Addressing the Needs of a Person with Terminal Cancer
When a person is dying of cancer, the goal of care is providing as much comfort as possible. Often a change is made from a cure focus to a care focus. This means providing comfort with the least invasive procedures, while maintaining privacy and dignity. A person who is dying of cancer has many needs.
Routine for sleep and rest
Lack of sleep may be caused by a number of reasons, such as visitors, discomfort, fear of not waking up, restlessness, or day and night confusion. Keep a night light on, a bell or intercom in the person’s room, or both. This will help the person if he or she is awakened and confused. A clock is also helpful.
Nutritional issues may be difficult to address. Nausea, vomiting, diarrhea, constipation, and eating less often go along with the effects of treatment and the progression of the disease. Loss of appetite and weight loss are often a normal and natural part of the dying process.
Changes in bowel or bladder control
A seriously ill or dying person may have diarrhea, constipation, or incontinence. Care should be given to provide the person with a clean environment. It is also important not to embarrass or humiliate a person that has recently lost bowel or bladder control.
Various things can cause skin breakdown, pain, or both. Infection may occur in this case.
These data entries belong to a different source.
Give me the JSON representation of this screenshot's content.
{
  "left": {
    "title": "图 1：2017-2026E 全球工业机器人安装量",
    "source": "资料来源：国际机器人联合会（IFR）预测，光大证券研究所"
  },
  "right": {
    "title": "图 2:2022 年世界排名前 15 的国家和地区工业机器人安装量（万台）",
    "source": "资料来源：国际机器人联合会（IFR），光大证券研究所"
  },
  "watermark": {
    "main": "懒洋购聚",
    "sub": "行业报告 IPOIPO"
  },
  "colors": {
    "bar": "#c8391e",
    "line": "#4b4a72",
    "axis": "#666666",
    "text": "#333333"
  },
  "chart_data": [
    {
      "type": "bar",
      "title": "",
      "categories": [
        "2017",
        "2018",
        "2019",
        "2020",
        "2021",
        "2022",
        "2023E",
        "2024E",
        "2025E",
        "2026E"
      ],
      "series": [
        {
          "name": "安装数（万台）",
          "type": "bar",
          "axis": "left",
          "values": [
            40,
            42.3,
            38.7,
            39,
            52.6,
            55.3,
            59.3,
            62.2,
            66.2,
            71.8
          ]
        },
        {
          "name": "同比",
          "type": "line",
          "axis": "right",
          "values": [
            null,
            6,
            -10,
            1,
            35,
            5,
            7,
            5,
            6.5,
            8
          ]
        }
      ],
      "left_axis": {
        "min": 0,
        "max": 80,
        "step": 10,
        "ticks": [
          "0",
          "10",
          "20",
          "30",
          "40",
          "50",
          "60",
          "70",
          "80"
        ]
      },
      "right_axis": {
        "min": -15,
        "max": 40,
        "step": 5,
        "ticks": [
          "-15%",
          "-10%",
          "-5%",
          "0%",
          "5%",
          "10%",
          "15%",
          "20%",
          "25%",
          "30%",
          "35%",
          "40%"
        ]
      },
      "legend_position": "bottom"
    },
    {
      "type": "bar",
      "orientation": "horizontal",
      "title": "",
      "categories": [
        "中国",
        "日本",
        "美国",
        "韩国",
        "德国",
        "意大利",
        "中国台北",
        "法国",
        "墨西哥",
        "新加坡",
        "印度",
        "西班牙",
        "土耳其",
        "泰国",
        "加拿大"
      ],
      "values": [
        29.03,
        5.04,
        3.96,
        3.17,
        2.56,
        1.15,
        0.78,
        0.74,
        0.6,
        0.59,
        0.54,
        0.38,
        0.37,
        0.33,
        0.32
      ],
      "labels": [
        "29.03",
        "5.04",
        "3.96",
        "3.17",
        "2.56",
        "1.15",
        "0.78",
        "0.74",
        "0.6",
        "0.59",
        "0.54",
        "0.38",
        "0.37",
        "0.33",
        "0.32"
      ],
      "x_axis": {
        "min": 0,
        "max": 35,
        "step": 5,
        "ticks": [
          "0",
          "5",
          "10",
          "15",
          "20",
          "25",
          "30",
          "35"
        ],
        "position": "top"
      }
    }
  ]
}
The healthcare provider may talk with you about giving the person antibiotics.
Respiratory changes may happen from pneumonia, the effects of opioid medicines, or the disease getting worse. Often people will feel they can't catch their breath. This is often called air hunger, and it can be scary. Less oxygen in the bloodstream may also cause a seizure. The person may need oxygen given through the nose or by a mask for comfort. A simple fan aimed at the person may help ease the feeling of breathlessness. Sometimes medicines can also ease anxiety related to breathing problems.
Discharge from the nose, mouth, and throat may be difficult to manage with a terminally ill person. Suction devices are available. It may also help to put the person in a different position to help drain the extra discharge. Medicines can also help lessen the amount of discharge.
Every step should be taken to eliminate pain from the dying process. Pain control and management plans should be discussed before the person has a lot of pain. It is important to understand that the ultimate goal is comfort. Pain management is an important topic to discuss with the healthcare provider.